Some healthcare professionals may view telehealth as threatening and as a result, organizations should work to minimize potential disruptions, according to a new study published in BMC Health Services Research.
Researchers Urvashi Sharma and Malcolm Clarke, who both work at the department of computer science, Brunel University, Uxbridge, Middlesex, U.K., interviewed community support workers and clinicians--including nurses who specialize in congestive heart failure and chronic obstructive pulmonary disease (COPD)--and conducted focus groups after the introduction of telehealth in Nottingham, U.K. to find out what they thought before and after the implementation.
They learned that the integration of telehealth services is especially disruptive to:
- Clinical routines and workloads
- Patient interactions, particularly the fundamentals of face-to-face nursing
- Users who have limited experience and skill with the technology
Nurses in particular complained of unnecessary workload demands due to duplicate processes, such as the need to enter the same information in two data systems, according to the study.
However, one nurse noted a year after the implementation that even though telehealth increased her workload and daily practices, she recognized the positive outcomes as the result of the technology, such as a reduction in readmissions. "If somebody is unwell, you know, traditionally a patient may well sit there at home, feeling unwell. But they would not necessarily call us," she told the researchers. "They would leave it a few days until they get worse, and then call us. However, with the monitoring, we are able to, because their oxygen level is low on that day, we would call them."
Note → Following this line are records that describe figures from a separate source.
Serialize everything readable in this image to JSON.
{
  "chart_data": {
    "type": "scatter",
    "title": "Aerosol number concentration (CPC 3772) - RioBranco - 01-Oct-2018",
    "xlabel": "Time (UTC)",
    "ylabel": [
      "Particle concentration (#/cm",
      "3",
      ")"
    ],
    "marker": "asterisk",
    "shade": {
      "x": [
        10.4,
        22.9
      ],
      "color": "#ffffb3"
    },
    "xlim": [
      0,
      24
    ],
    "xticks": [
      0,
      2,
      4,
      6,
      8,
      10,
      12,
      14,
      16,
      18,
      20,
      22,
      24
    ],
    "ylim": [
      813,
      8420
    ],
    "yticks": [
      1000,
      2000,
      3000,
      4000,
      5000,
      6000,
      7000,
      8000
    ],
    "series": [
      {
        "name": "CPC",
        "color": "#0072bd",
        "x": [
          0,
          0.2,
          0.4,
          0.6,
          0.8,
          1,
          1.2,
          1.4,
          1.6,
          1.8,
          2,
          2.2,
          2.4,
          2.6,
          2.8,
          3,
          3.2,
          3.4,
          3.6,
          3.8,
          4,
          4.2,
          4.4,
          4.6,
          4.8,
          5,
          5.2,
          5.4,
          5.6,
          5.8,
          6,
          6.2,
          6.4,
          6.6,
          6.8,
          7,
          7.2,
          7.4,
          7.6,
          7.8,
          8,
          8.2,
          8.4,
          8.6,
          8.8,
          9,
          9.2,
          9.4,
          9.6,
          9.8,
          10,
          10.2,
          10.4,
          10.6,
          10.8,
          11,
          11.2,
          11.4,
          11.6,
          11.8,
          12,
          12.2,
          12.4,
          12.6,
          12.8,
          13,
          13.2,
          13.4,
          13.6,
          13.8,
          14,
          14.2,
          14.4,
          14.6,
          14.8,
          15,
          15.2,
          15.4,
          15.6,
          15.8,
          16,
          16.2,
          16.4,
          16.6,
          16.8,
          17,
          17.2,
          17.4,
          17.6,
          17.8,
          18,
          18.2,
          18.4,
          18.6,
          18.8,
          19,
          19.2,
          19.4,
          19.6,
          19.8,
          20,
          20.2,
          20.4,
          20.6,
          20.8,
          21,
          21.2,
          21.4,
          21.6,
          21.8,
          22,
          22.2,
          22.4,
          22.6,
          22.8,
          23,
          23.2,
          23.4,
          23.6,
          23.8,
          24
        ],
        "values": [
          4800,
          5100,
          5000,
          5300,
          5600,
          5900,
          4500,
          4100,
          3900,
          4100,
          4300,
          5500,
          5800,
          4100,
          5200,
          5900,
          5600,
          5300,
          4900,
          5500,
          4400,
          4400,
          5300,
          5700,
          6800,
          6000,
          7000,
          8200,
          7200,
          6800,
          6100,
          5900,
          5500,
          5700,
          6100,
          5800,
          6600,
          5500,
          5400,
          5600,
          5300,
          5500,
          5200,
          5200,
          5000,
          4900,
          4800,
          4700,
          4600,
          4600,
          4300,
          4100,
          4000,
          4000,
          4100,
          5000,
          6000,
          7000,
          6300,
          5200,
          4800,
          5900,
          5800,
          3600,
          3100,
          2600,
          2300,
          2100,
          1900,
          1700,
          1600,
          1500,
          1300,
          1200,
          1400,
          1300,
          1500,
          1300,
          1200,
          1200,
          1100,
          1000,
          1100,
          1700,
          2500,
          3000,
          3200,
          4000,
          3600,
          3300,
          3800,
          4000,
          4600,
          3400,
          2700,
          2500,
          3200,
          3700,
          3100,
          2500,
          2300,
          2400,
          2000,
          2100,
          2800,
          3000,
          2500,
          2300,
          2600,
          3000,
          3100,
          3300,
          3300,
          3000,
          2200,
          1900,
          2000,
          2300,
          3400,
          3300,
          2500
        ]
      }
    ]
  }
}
To lessen the stress involved with the introduction of telehealth, the researchers suggest providers consider user experience--especially non-technical users, such as nurses and community support workers-when implementing the technology into their service lines. Effective strategies include offering users timely, appropriate and context specific training; adequate technical support; and procedures that allow a balance between the use of telehealth and personal visit by nurses delivering care to their patients.
"If adequate steps are not taken and the concerns of users are not addressed in a timely manner, results can be detrimental to service integration," they write.